Preseason games may not count, but it’s the closest many of these players will come to the field, and the tape that many of them will be relying upon the next time their contract is in question. Much though the game results in preseason don’t count, individuals can influence their standings within teams, and move up or down the depth chart with their play.
So, let’s take a look at the best preseason performances among the league’s backup QBs:
1. Dak Prescott, Dallas Cowboys
The star of preseason this year was Cowboys QB Dak Prescott. In his first game, he was 10 for 12 for 139 yards, threw two passing touchdowns, and earned a passer rating of 154.5—enough to suddenly look like the unexpected answer to the backup QB spot behind Tony Romo. He followed that up with another performance almost as good, actually bettering the previous passer rating and ending with a perfect score of 158.3. By that point, the Cowboys were already sold on him as the primary backup, and another good performance against Seattle didn’t hurt his stock after Tony Romo went down injured. Prescott will now head into Week 1 as one of only two rookie QBs from this class to start, which is some achievement, given that he was selected with the 135th overall pick, while three other QBs were picked in the first round. He ends the preseason having completed 66.7 percent of his passes under pressure and without throwing a single interception (that wasn’t nullified by penalty), amassing seven total touchdowns without a turnover.
2. Joe Callahan, Green Bay Packers
Another example of how preseason play can change your situation entirely; Callahan has won himself a spot on the roster with his play over the past month. An undrafted free agent out of Division-III Wesley, Callahan was camp fodder, likely to be cast aside when roster cuts were made.

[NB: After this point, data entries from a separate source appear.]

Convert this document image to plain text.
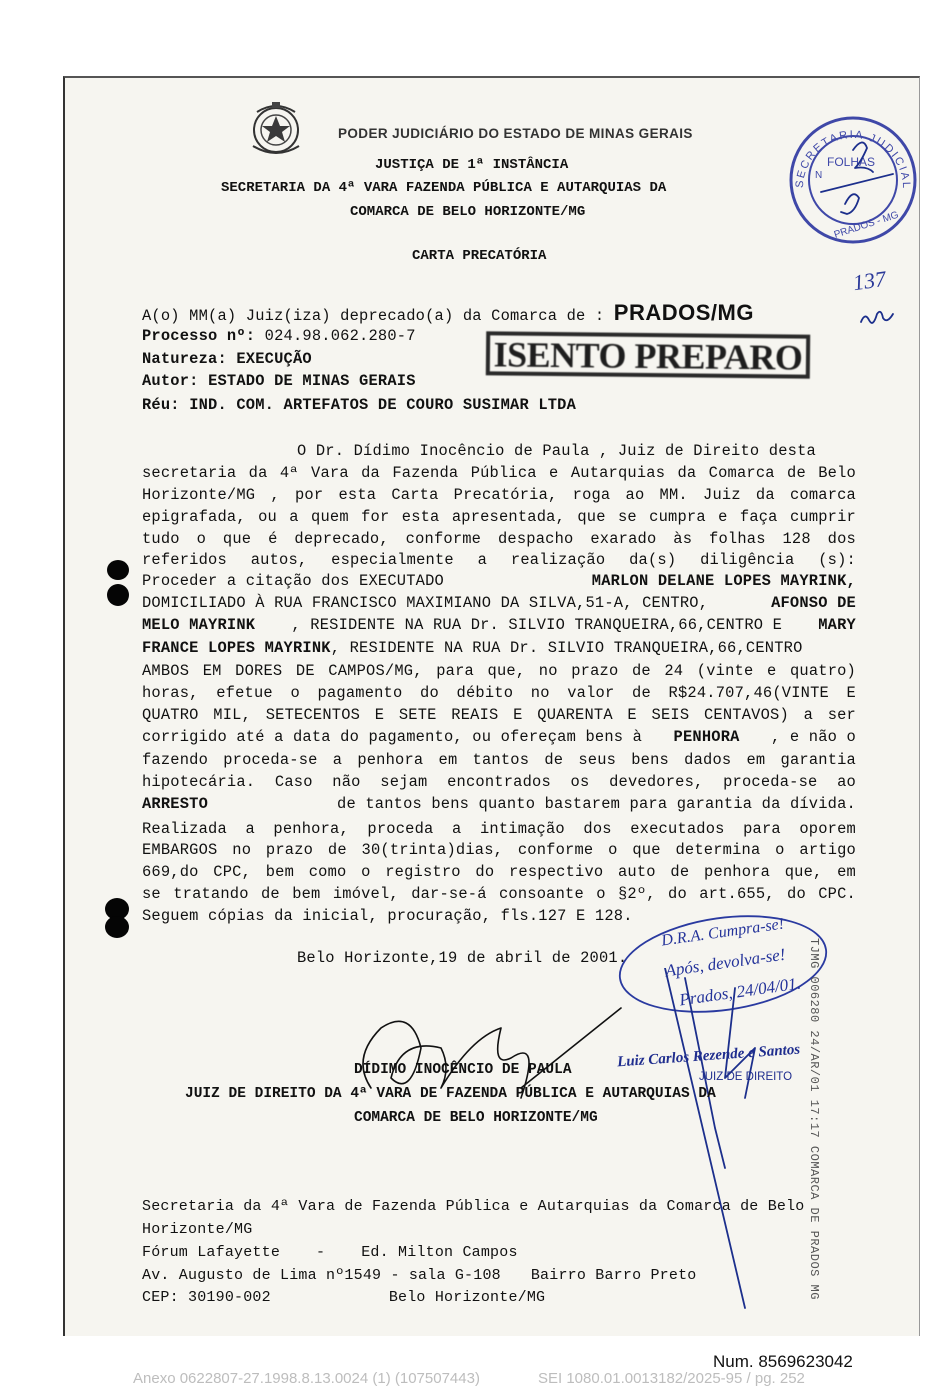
PODER JUDICIÁRIO DO ESTADO DE MINAS GERAIS
JUSTIÇA DE 1ª INSTÂNCIA
SECRETARIA DA 4ª VARA FAZENDA PÚBLICA E AUTARQUIAS DA
COMARCA DE BELO HORIZONTE/MG
CARTA PRECATÓRIA
SECRETARIA JUDICIAL
FOLHAS
N
PRADOS - MG
137
A(o) MM(a) Juiz(iza) deprecado(a) da Comarca de : PRADOS/MG
Processo nº: 024.98.062.280-7
Natureza: EXECUÇÃO
Autor: ESTADO DE MINAS GERAIS
Réu: IND. COM. ARTEFATOS DE COURO SUSIMAR LTDA
ISENTO PREPARO
O Dr. Dídimo Inocêncio de Paula , Juiz de Direito desta
secretaria da 4ª Vara da Fazenda Pública e Autarquias da Comarca de Belo
Horizonte/MG , por esta Carta Precatória, roga ao MM. Juiz da comarca
epigrafada, ou a quem for esta apresentada, que se cumpra e faça cumprir
tudo o que é deprecado, conforme despacho exarado às folhas 128 dos
referidos autos, especialmente a realização da(s) diligência (s):
Proceder a citação dos EXECUTADO	MARLON DELANE LOPES MAYRINK,
DOMICILIADO À RUA FRANCISCO MAXIMIANO DA SILVA,51-A, CENTRO,	AFONSO DE
MELO MAYRINK , RESIDENTE NA RUA Dr. SILVIO TRANQUEIRA,66,CENTRO E MARY
FRANCE LOPES MAYRINK, RESIDENTE NA RUA Dr. SILVIO TRANQUEIRA,66,CENTRO
AMBOS EM DORES DE CAMPOS/MG, para que, no prazo de 24 (vinte e quatro)
horas, efetue o pagamento do débito no valor de R$24.707,46(VINTE E
QUATRO MIL, SETECENTOS E SETE REAIS E QUARENTA E SEIS CENTAVOS) a ser
corrigido até a data do pagamento, ou ofereçam bens à PENHORA , e não o
fazendo proceda-se a penhora em tantos de seus bens dados em garantia
hipotecária. Caso não sejam encontrados os devedores, proceda-se ao
ARRESTO	de tantos bens quanto bastarem para garantia da dívida.
Realizada a penhora, proceda a intimação dos executados para oporem
EMBARGOS no prazo de 30(trinta)dias, conforme o que determina o artigo
669,do CPC, bem como o registro do respectivo auto de penhora que, em
se tratando de bem imóvel, dar-se-á consoante o §2º, do art.655, do CPC.
Seguem cópias da inicial, procuração, fls.127 E 128.
Belo Horizonte,19 de abril de 2001.
D.R.A. Cumpra-se!
Após, devolva-se!
Prados, 24/04/01.
DÍDIMO INOCÊNCIO DE PAULA
JUIZ DE DIREITO DA 4ª VARA DE FAZENDA PÚBLICA E AUTARQUIAS DA
COMARCA DE BELO HORIZONTE/MG
Luiz Carlos Rezende e Santos
JUIZ DE DIREITO TJMG 006280 24/AR/01 17:17 COMARCA DE PRADOS MG
Secretaria da 4ª Vara de Fazenda Pública e Autarquias da Comarca de Belo
Horizonte/MG
Fórum Lafayette - Ed. Milton Campos
Av. Augusto de Lima nº1549 - sala G-108 Bairro Barro Preto
CEP: 30190-002	Belo Horizonte/MG
Num. 8569623042
Anexo 0622807-27.1998.8.13.0024 (1) (107507443)	SEI 1080.01.0013182/2025-95 / pg. 252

All that changed with a fantastic performance against San Francisco, where he completed 66.7 percent of his passes, but it was more the skill-set on display with some of the throws that impressed, rather than the raw numbers. His escape from pressure and deep completion to Geronimo Allison was Rodgers-esque in its execution, and even the throws that weren’t caught were impressive.

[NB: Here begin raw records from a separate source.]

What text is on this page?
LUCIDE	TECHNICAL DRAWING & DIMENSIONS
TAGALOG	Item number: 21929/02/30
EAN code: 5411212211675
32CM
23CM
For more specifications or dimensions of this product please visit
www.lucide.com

3. Bryce Petty, New York Jets
When the Jets drafted Christian Hackenberg with their second-round pick, many presumed the writing was on the wall for last year’s third-rounder Bryce Petty. He had endured an ugly rookie preseason, and when Fitzpatrick re-signed with the team, that made it four QBs on the roster, with Petty’s spot seeming the most precarious. This preseason, though, Petty has played well enough that, combined with Christian Hackenberg looking pretty awful, he has convinced the Jets to roll into the season carrying all four QBs on the active roster, when many teams only keep two. Petty completed 32 of 56 pass attempts for 481 yards, and had an impressive 124.0 passer rating when under pressure. He also had one of the throws of preseason, splitting the Washington coverage and rifling the ball into a tight window between three players for a touchdown. Petty’s position has been helped out by Hackenberg clearly not being ready to play, but he has demonstrated a massive leap forward from a year ago, and still has all of the physical traits that the Jets found attractive in the first place.

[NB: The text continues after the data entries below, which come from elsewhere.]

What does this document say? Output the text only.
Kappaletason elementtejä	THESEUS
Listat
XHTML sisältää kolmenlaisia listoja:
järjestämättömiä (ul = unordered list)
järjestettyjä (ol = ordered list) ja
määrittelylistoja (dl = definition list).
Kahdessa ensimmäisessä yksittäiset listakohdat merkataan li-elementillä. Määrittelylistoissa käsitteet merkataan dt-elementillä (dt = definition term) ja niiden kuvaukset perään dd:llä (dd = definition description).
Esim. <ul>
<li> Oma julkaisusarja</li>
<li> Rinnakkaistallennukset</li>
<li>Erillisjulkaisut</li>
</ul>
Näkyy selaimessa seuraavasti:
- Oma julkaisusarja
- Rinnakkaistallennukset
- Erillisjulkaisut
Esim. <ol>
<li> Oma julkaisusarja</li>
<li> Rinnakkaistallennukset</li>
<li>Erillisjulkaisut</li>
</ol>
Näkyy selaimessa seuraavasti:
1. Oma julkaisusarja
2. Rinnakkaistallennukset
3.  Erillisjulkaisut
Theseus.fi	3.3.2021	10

4. Joe Webb, Carolina Panthers
Some quarterbacks can earn a roster spot they weren’t expected to have with their preseason performance, while others can move up the depth chart: for Joe Webb, the former was true this preseason. Webb is the third QB in Carolina, behind MVP Cam Newton and primary backup Derek Anderson. He has an intriguing skill set and some starting experience, but is an erratic passer and as the third QB, perpetually on the roster bubble. Webb threw for 472 yards and added another 38 on six scrambles to move the chains for the Panthers, and did it without throwing an interception or turning the ball over—a key component for a player that has made major mistakes in the past. When kept clean in the pocket, he completed over 60 percent of his passes and did it at 8.1 yards per attempt, doing enough to suggest to the Carolina front office that he is worth his roster spot for at least another year.
5. Paxton Lynch, Denver Broncos
Denver’s QB competition was a strange one in the offseason, featuring a three-headed race between first-round rookie Paxton Lynch, journeyman pariah Mark Sanchez, and Trevor Siemian, a seventh-round rookie from a year ago. Siemian won the starting job overall, but Lynch’s performance was arguably far better in the preseason, and was good enough that the Broncos felt comfortable shipping off Sanchez, feeling no need for a veteran backup. Lynch still showed the rawness that led most to expect him to sit for awhile as the backup, but he also demonstrated enough positive tendencies that it may not be a long wait, especially if Siemian struggles as a starter. Lynch threw for 458 yards this preseason, and was graded particularly well under pressure, throwing no interceptions on those plays. Lynch may have shown in the preseason that he is closer to starting than many expected.